Babaannem uyumuştu gittiğimizde, uyandı hemen naz yaptı söylendi bir sürü. Neden gidiyorsunuz, ne vardı gidecek derken yine bağladı o konuya. On yıldır her bayram aynı şeyi söyler hiç bıkmadan "annenle babanı barıştır artık". Ben anlatmaktan yoruldum artık bunun olmayacağını. Ona da bir şey diyemiyorum ki. Haklı kadın, ayrılıklara karşıyım ben. Bu kadar nefret ettiğim şeyin peşimi bırakmamasına ise diyecek bir şey bulamıyorum.
Biz bu bayram da kurban kesmeyeceğiz, ayrıldıklarından beri olmadı öyle şeyler hiç. Evimize et girmediğini ama babamın her gün kebap yediğini hatırlıyorum, kabullenemiyorum bizi hic düşünmediğini. Nefret edesim geliyor bazen ama sonra yine ben üzülüyorum. İçimde bir türlü affedemesem de o benim babam. Hep eksik olan yanım olsa da, babam işte.
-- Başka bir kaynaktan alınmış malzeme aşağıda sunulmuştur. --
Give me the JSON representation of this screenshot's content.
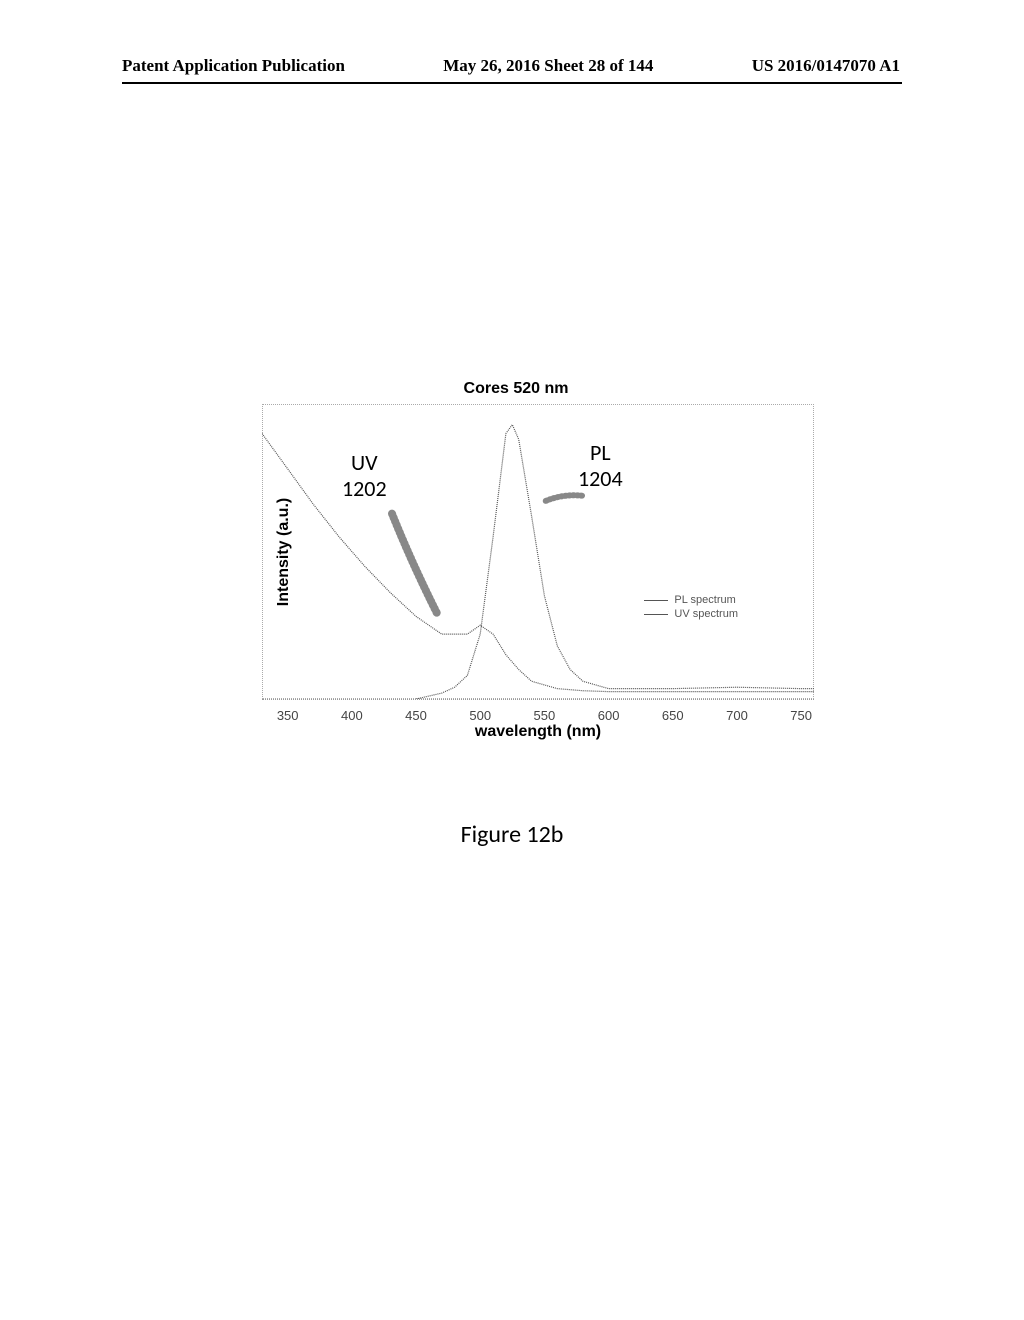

Erkek kardeşimle de bir türlü barışmadı yıldızımız, sevemedi beni bir türlü özellikle de çıkarı olmadığında. O kadar farklıyız ki anlamıyorum bunun nasıl olabildiğini. Bizimle hiçbir şey yapmaz, kardeş olamayız kesinlikle.
Kız kardeşim babamın yanından ayrılmak istemedi, gıcıklık yaptı aslında seninle uyumak istiyorum diye de olmadı. İçinde ne yaşıyor bilmiyorum. Biz sadece güleriz birlikte, bu konularda konuşmayız hiç. Çok eğlenceli kızdır, birbirimizi bozmaktan da çok zevk alırız :D
Ama herhangi birinin herhangi bir şekilde canı yanarsa, korksun buna sebep olanlar benden. Kırgınlıklarım ne kadar fazla olursa olsun üzülmelerine dayanamıyorum. Sanki benim canım yansın ben dayanırım ama onlar dayanamazmış gibi bazen her şeyi üstüme alıyorum. En sulugözü, en güçsüzü, en duygusalı ben olsam da büyük olmamın verdiği bir şey galiba. Onlar benim canım, kızsam da. En büyük yaram, en büyük sessizliğim bunlar benim. İlk defa bu konuda dökmeye çalışıyorum içimi. Hayatımla acılarımla dalga geçmeye çok alıştım, gerçekleri konuşmak geriyor bazen. Bu düşüncelerim yüzünden çok kaybettim, anlatmadığım için insanlar derdim yok sanıyorlar hatta ya da paylaşacak kadar yakın görmediğimi. Ama anlamıyorlar ki acılarımı anlattığımda bana yanlışları olduğunda daha çok kırılacağımı. Hayatımda olmayanlara ise ben sana derdimi anlatabilmişim ne vardı gidecek diye bağırasım geliyor, bunun benim için anlamını bilmiyorlar hiç. Neyse bayramları akrabaları o geçen klasik konuşmaları falan düşündükçe kaçasım geliyor yine, gidecek yerim yok tabi de olsun. Bayramın benim için hızlı geçmesi dileğiyle.